Begitulah kehidupan anak-anak jetset dengan perhatian yang kurang dari orang tua atau perhatian yang terlalu berlebihan. Ada semacam pemberontakan dalam jiwa mereka, untuk menjerumuskan diri ke dalam apa yang mereka percayai sebagai 'kebebasan'.
Ternyata pesta ulang tahun si Yamin yang mereka bicarakan tadi diadakan di sebuah pub di Bogor juga. Shunsuke mengendarai mobil dan membawa kedua adiknya ke pub tersebut. Terlihat mobil yang dikendarai oleh Shunsuke masuk ke dalam pelataran parkir bagian belakang bangunan pub tersebut. Shunsuke, Natsumi Kyoko dan Ciciyo masuk dari pintu belakang. Dengan sedikit sogokan, tentu saja kedua bersaudari yang sebenarnya masih di bawah umur itu diizinkan masuk.
Mobil Rodrigo Wisanto juga masuk dan berhenti di areal parkir pub yang kebetulan bersebelahan dengan pub yang dimasuki oleh ketiga bersaudara Suzuki barusan. Tentu saja keempat sahabat itu sempat melirik ke wajah cantik kedua bersaudari Suzuki yang begitu memesona dan menggiurkan.
"Wow… Cantik sekali…" kata Thobie Chiawan sedikit menurunkan kacamata hitamnya.
"Aku lebih sorr dengan yang berambut panjang sedikit bergelombang itu daripada yang berambut pendek sebahu itu. Yang berambut panjang itu seperti model-model Korea itu saja…" kata Rodrigo Wisanto terus memandangi Natsumi Kyoko dari ujung rambut hingga ujung kaki sampai bayangan Natsumi Kyoko menghilang masuk ke dalam pub.
"Coba saja Maxy Junior juga tiba lebih cepat di sini… Aku yakin ia akan langsung mencari tahu tentang gadis berambut panjang itu," celetuk Verek Felix sembari menyeringai nakal.
"Iya… Dia tak jadi ikut mobil kita karena dia mau menjemput si Celine Quade itu dan mengantarnya ke sini," sambung Saddam Demetrio dengan mata yang mengerling-ngerling nakal.
"Hahaha… Bisa kubayangkan sesampainya di sini si Celine itu akan terkena serangan jantung.

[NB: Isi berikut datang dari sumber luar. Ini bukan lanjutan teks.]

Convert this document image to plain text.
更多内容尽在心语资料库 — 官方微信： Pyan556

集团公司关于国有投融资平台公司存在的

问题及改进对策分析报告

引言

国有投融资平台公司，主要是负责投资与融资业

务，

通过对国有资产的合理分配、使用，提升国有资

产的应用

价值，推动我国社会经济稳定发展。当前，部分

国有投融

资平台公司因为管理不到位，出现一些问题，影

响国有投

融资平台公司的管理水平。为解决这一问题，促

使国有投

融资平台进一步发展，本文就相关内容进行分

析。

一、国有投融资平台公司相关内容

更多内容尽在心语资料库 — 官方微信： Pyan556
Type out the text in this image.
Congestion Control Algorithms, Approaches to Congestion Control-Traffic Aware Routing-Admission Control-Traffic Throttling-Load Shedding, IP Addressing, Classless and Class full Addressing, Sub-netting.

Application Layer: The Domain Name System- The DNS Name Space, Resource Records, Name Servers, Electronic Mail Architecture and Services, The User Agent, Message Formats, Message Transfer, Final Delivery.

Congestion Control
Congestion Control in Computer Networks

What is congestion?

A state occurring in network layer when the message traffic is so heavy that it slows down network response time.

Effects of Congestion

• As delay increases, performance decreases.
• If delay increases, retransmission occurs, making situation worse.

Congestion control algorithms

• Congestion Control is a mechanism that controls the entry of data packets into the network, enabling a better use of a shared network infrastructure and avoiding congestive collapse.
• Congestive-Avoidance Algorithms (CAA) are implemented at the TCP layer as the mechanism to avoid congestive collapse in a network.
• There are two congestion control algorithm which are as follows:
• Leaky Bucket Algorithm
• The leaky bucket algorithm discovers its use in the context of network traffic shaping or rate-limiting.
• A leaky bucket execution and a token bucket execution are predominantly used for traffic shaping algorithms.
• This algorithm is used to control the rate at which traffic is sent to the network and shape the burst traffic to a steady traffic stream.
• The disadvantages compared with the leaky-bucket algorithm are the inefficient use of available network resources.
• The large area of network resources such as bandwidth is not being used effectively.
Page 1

Pingsan di tempat pun bisa." Rodrigo Wisanto meledak dalam tawa renyahnya.
"Oke… Maxy Junior bilang kita tidak usah menunggunya. Kita langsung ke kamar masing-masing dan bersenang-senang ini kan?" tukas Verek Felix. Ketiga temannya mengangguk serempak.
"Hai, Tuan Saddam… Tak menyangka Tuan Saddam akan ke sini malam ini…" sapa seorang wanita setengah baya yang berpakaian cukup glamor.
"Ada barang bagus malam ini, untukku dan untuk ketiga temanku juga?" tanya Saddam Demetrio mengindikasikan ketiga temannya yang berdiri di belakangnya. Tampak si wanita setengah baya tersenyum sedikit menjijikkan.
"Ada lima barang baru hari ini sih, Tuan Saddam. Namun, yang Tuan minta itu hanya ada satu saja… Sisanya memang masih remaja, tapi sudah pernah dijebolkan oleh pacar mereka yang kemudian meninggalkan mereka begitu saja," bisik si wanita setengah baya merasa sedikit tidak enak hati. Saddam Demetrio mengangkat tangan kanan ke udara petanda ia sudah mengerti apa yang dikatakan oleh si wanita setengah baya itu.
Ia menyampaikan berita yang sama kepada ketiga temannya di belakang.
"Ya sudah… Barang segar itu diberikan ke Maxy saja. Sayang kan kalau kita yang pakai. Soalnya kita palingan tahan maksimal tiga kali. Bagaimana menurut kalian?" usul Thobie Chiawan.
"Aku fine-fine saja sih…" kata Saddam Demetrio menyeringai nakal. "Asalkan dapat bersenang-senang dengan barang yang tidak pernah aku jumpai di Jakarta malam ini…"
"Memang aku rasa Maxy yang lebih cocok menggunakan barang segar itu… Dia lebih telaten dalam mempergunakan produk-produk baru yang ada," kata Verek Felix.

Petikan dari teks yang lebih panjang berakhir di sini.